La artista argentina Elda Cerrato (Asti, Italia, 1930) fue galardonada el este viernes con el Premio Velázquez de las Artes Plásticas 2022, que entrega el Ministerio de Cultura de España y que reconoce la totalidad de la obra de un artista iberoamericano en el ámbito de las artes plásticas.
El fallo del galardón,dotado con 100.000 euros, reconoce que «en su obra se entrecruzan territorios aparentemente inconexos: búsquedas espirituales, indagaciones esotéricas, politización radical, capacidad anticipatoria del arte, y una especial llamada de atención sobre la fragilidad de la institucionalidad democrática en América Latina”, señala el fallo del jurado del premio, hecho público en Madrid y publicado por El Heraldo, con nota de EFE.
Cerrato es una artista visual, docente e investigadora que vive y trabaja en Buenos Aires. En su trabajo siempre ha estado presente la memoria personal y colectiva. Junto a su pareja, el músico experimental Luis Zubillaga, integró desde los años cincuenta los primeros grupos del maestro místico Gurdjeff en América Latina y otras búsquedas espirituales y filosóficas alternativas.
En los sesenta estuvo muy cercana a Aldo Pellegrini, Juan Carlos Paz, Oscar Masotta, vinculada al Instituto Di Tella y más tarde al CAYC. Vivió en Venezuela en los años 70, durante la última dictadura militar argentina, donde estuvo activamente integrada en el medio cultural de Caracas y, en particular, en el grupo El Techo de la Ballena
En 2015, la facultad de Filosofía y Letras de la Universidad de Buenos Aires, donde impartía clases, publicó ‘La memoria en los bordes’, que reúne sus archivos, junto con textos de distintas autoras e investigadoras.
En 2021, el Museo de Arte Moderno de Buenos Aires organizó una exposición antológica de su obra bajo el título ‘El día maravilloso de los pueblos’. En la actualidad,trabaja junto a su hijo Luciano Zubillaga, en el proyecto audiovisual ‘Family Reunion’, que se presentará en el Museo de Arte Moderno de Shanghai y para el que está empleando imágenes de su propia familia.
La pintora argentina sigue trabajando, ha recibido este premio como «una sorpresa muy conmovedora». La artista experimental, de pensamiento complejo y lúcido, comenzó estudiando bioquímica. Desde muy pequeña se preguntaba «sobre el misterio de la vida» y quería respuestas, pero pronto se dio cuenta de que allí «no iba a recibirlas» y cambió la ciencia, primero por el dibujo y luego por la pintura, explica en una entrevista con Efe.
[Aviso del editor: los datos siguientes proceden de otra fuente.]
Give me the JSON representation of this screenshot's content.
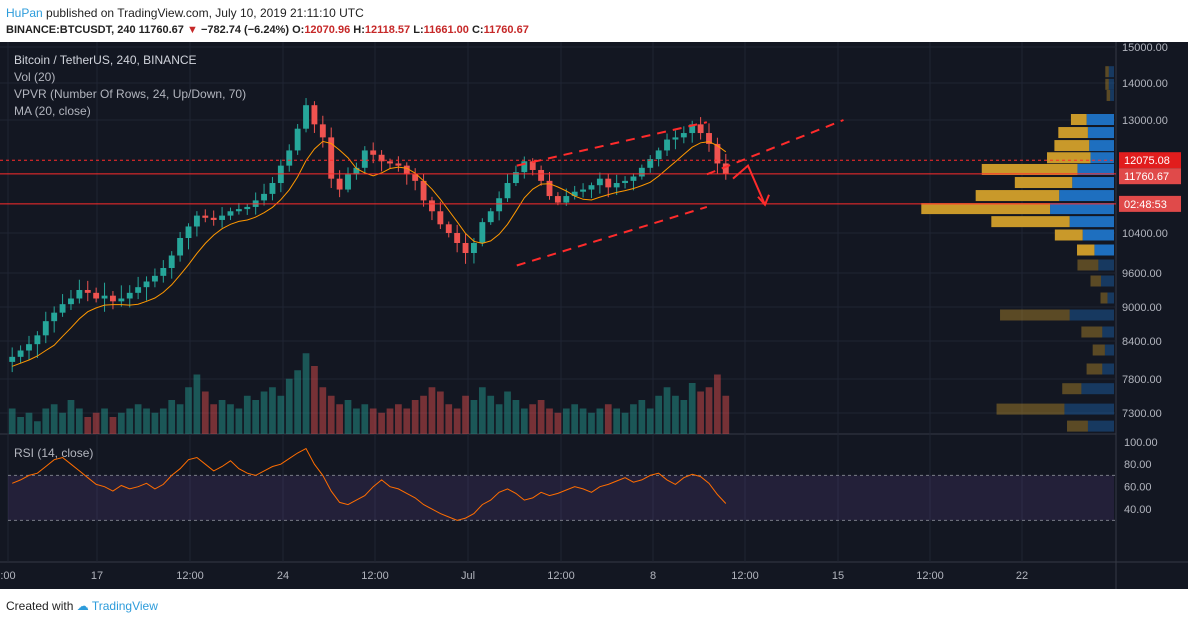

Esos primeros años, sus obras reflejan su interés por la ciencia con figuras orgánicas, pero también muestran sus estudios místicos en la ‘Escuela del Cuarto Camino’ de George Gurdjieff, o sus investigaciones geométricas, que dan lugar a obras más informalistas y abstractas.


Con el paso de los años y su vida en Venezuela, su trabajo comienza a reflejar las tensiones de la región y se convierte en testimonio de la historia del Cono Sur. Es cuando comienzan a aparecer en sus obras los mapas que retratan países y territorios del continente americano, acompañados por sus habitantes y las tensiones de la región.
La única constante en su valioso legado que ha desarrollado a lo largo de seis décadas es la memoria, individual y colectiva, un tema en el que América Latina y España, dice, cuentan con «muchas similitudes» y memorias bien sea por la necesidad de «conservarla» en épocas de conflictos ideológicos, como la de retratar lo que ha desaparecido, pero permanece en el tiempo «como si fueran sombras».